Seamless Transition of Data Analyses and Analytics from a Local Workstation to Scalable, Massively Distributed Processing on the Cloud Using the Open Source PODPAC Library

Jerry Bieszczad; Mattheus Ueckermann; Dara Entekhabi; David Callender; David Sullivan

doi:10.1002/essoar.10500684.1

loading page

Seamless Transition of Data Analyses and Analytics from a Local Workstation to Scalable, Massively Distributed Processing on the Cloud Using the Open Source PODPAC Library

Jerry Bieszczad,
Mattheus Ueckermann,
Dara Entekhabi,
David Callender,
David Sullivan

Abstract

Newer satellite platforms, such as NISAR, are poised to produce huge amounts of data that require large computational resources. Currently, researchers typically download datasets for analysis on local computer resources. This paradigm is no longer practical given the volumes of data from new sensing platforms. While cloud computing services offer a potential solution for accessing and managing large computational resources, there remains a significant barrier to entry. Levering cloud services requires users to: navigate new terminology without appropriate documentation; optimize settings for services to reduce costs; and maintain software dependencies, upgrades, and allocated hardware resources. A more accessible approach for migrating earth scientists to the cloud is needed. To address this problem, we are developing the open source Python library PODPAC (Pipeline for Observational Data Processing Analysis and Collaboration), with the goal of helping to address NASA’s rapidly growing observational data volume and variety needs.

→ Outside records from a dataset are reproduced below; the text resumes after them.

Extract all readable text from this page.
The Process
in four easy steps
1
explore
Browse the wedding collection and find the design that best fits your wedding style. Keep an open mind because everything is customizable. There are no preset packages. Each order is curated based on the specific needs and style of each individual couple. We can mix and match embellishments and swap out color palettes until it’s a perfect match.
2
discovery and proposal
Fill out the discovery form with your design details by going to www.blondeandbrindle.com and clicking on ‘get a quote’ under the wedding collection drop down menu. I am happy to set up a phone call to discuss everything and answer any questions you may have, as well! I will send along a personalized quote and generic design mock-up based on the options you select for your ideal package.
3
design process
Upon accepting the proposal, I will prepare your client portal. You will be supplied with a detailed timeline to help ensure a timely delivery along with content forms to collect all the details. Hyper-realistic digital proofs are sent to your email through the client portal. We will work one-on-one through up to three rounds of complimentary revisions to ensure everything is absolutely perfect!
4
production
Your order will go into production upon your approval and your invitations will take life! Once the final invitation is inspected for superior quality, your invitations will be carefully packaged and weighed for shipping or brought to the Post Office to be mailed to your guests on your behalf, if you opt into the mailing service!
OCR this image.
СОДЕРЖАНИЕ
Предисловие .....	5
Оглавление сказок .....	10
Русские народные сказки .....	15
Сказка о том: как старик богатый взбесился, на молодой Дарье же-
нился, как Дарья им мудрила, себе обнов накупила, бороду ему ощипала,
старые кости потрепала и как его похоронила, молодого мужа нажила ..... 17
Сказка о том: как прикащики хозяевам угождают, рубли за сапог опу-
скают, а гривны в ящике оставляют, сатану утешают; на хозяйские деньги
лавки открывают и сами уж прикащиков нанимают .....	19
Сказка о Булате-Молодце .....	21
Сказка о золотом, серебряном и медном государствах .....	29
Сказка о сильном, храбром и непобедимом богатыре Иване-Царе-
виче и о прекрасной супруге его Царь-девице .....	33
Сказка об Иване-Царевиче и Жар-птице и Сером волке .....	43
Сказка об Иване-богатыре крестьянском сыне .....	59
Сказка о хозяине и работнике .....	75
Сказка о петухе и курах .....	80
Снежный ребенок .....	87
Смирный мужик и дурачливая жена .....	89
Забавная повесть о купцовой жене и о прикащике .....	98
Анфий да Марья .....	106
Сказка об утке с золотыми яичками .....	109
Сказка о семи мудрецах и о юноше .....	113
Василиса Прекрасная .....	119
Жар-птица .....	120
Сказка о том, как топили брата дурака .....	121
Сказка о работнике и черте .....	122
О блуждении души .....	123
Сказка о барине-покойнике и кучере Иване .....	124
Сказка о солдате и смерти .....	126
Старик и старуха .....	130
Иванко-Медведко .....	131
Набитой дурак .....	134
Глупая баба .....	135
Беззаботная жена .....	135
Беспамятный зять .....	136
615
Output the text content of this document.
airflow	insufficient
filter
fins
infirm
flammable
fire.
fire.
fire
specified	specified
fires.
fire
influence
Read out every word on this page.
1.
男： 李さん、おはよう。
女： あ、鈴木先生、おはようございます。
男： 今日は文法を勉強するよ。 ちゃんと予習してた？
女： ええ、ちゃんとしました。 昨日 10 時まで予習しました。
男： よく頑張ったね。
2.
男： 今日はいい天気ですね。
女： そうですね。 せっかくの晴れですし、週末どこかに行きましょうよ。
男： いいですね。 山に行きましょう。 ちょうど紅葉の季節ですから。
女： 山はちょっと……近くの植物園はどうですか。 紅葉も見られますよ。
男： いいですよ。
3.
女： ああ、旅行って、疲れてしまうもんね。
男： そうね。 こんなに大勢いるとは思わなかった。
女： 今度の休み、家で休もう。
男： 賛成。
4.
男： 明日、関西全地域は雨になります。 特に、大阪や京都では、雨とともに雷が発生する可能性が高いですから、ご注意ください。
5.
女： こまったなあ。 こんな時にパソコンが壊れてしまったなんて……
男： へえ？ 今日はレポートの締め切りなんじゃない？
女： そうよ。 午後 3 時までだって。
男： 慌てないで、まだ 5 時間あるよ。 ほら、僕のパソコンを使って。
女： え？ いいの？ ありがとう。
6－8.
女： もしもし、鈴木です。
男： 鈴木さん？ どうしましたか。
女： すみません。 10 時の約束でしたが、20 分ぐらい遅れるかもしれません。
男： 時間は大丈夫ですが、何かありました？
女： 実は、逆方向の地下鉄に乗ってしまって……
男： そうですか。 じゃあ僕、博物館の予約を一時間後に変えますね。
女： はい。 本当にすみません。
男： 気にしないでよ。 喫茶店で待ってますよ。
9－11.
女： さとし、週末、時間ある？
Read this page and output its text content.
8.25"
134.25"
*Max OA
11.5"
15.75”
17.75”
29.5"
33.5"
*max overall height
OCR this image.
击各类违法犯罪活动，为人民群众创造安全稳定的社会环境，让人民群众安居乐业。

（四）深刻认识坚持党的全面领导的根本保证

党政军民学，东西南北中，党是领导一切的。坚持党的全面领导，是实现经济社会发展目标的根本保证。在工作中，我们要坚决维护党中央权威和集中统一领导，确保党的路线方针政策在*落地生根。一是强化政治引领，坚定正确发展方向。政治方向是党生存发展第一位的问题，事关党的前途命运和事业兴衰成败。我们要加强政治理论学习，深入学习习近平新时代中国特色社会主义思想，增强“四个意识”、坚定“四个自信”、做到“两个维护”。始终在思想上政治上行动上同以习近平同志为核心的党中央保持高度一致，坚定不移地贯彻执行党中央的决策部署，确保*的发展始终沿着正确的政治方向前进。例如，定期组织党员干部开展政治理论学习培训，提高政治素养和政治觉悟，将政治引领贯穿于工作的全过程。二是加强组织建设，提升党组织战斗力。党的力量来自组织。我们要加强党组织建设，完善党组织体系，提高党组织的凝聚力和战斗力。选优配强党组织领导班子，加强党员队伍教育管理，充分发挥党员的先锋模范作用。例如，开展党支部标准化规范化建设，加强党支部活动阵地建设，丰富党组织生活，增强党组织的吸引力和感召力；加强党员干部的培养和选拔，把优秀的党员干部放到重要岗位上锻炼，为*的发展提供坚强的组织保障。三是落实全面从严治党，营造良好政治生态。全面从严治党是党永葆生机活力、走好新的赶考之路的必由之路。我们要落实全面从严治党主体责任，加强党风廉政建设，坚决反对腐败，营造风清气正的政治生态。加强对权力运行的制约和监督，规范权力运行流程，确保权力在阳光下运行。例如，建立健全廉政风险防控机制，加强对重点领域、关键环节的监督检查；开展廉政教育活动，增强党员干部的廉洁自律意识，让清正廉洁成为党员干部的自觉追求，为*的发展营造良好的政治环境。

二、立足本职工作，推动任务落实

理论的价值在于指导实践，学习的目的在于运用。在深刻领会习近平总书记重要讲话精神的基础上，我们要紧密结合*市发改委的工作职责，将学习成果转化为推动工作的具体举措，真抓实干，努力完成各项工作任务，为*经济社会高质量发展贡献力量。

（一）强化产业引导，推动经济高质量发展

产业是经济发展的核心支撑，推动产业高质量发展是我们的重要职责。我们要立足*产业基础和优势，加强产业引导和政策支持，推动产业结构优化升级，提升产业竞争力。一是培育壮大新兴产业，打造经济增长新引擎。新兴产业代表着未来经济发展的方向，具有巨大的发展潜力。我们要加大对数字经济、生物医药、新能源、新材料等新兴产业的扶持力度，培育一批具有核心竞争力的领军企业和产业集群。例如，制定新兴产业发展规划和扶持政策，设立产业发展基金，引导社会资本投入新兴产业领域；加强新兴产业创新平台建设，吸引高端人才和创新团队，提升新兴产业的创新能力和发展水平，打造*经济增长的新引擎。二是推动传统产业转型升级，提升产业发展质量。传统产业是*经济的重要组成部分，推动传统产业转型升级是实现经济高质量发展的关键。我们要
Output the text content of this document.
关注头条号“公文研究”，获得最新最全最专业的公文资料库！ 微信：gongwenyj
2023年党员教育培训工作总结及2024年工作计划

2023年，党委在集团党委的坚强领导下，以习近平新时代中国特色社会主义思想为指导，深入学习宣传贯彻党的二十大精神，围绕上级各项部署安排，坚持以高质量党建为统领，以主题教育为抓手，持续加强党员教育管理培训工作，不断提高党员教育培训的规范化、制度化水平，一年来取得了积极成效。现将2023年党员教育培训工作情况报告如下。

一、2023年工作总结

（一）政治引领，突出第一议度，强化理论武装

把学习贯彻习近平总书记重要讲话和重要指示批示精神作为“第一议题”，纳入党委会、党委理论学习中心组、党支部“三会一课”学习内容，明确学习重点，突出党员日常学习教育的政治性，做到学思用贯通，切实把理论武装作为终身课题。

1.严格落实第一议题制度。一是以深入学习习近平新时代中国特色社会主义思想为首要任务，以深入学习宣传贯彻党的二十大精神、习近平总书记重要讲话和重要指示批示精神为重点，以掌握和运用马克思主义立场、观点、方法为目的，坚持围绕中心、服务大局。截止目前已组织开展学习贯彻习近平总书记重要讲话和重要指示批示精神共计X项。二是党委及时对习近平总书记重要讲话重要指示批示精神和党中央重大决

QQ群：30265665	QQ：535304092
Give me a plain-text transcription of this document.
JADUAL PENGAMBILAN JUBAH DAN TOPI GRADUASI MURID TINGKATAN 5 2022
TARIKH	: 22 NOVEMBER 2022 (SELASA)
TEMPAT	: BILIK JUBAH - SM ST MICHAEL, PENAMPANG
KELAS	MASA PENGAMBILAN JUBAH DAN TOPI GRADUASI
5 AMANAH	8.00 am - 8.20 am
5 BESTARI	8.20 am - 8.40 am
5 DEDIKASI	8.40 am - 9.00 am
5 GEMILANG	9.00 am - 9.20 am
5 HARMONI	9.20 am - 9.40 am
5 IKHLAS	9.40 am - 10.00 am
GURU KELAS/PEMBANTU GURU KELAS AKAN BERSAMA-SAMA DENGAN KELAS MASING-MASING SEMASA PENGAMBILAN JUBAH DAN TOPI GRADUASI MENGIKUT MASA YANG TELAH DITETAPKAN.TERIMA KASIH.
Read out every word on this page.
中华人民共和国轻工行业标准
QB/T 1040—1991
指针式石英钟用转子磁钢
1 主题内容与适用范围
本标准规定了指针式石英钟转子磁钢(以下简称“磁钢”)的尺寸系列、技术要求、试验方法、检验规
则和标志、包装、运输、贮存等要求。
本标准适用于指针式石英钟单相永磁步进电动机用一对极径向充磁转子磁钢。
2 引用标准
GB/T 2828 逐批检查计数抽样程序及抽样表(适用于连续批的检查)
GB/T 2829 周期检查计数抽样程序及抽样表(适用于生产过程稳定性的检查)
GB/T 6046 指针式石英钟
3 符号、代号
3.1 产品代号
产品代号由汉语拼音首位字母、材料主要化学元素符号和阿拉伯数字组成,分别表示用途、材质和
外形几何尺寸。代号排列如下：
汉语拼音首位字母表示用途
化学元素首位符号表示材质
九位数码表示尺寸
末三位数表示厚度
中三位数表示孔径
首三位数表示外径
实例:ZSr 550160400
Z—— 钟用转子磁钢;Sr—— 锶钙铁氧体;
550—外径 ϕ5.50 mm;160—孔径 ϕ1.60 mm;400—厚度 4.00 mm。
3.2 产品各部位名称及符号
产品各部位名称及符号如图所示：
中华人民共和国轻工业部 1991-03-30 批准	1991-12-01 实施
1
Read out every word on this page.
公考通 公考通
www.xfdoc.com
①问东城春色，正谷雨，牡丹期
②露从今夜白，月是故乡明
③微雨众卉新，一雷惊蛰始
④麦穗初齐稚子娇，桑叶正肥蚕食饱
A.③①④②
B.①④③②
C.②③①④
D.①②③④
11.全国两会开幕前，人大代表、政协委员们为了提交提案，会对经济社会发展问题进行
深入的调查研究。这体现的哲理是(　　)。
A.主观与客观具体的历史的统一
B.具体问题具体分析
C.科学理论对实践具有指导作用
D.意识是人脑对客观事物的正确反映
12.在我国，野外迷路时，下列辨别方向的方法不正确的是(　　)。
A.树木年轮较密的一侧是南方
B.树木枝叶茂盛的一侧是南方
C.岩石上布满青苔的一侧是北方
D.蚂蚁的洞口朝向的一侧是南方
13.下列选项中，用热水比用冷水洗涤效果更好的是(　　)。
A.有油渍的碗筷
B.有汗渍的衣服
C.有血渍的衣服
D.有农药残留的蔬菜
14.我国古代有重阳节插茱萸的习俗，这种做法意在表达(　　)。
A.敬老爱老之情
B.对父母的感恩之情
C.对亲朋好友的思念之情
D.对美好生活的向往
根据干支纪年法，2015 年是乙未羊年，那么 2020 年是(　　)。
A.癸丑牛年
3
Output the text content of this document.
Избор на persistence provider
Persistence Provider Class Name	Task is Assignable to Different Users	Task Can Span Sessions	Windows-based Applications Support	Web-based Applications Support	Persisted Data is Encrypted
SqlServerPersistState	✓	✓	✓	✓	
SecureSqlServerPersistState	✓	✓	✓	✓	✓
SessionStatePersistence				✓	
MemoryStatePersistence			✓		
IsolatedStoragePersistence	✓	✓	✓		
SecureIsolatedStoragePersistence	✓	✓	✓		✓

PODPAC enables earth scientists to seamlessly transition between processing on a local workstation (their current paradigm) to distributed remote processing on the cloud. It does this by leveraging a text-based JSON format automatically generated for any plug-and-play algorithm developed using PODPAC (e.g., in a Jupyter Notebook). This text format describes data provenance, and is used in RESTful web requests to preconfigured PODPAC cloud deployments, allowing scalable, massively distributed processing. We demonstrate the seamless transition to the cloud by developing a simplified soil moisture downscaling algorithm in Python using PODPAC. Data for this algorithm uses NASA Soil Moisture Active Passive (SMAP) sensor retrieved from the National Snow and Ice Data Center using OpenDAP, and fine-scale topographic data retrieved via Open Geospatial Consortium (OGC) Web Coverage Service (WCS) calls. We then use a serverless AWS Lambda function to run the same algorithm using the automatically-generated text format. Our generic preconfigured environment can handle a wide variety of processing pipelines, and scale up to 1024 parallel processes. This approach enables incremental adoption of cloud services by researchers, significantly lowering the barrier to entry.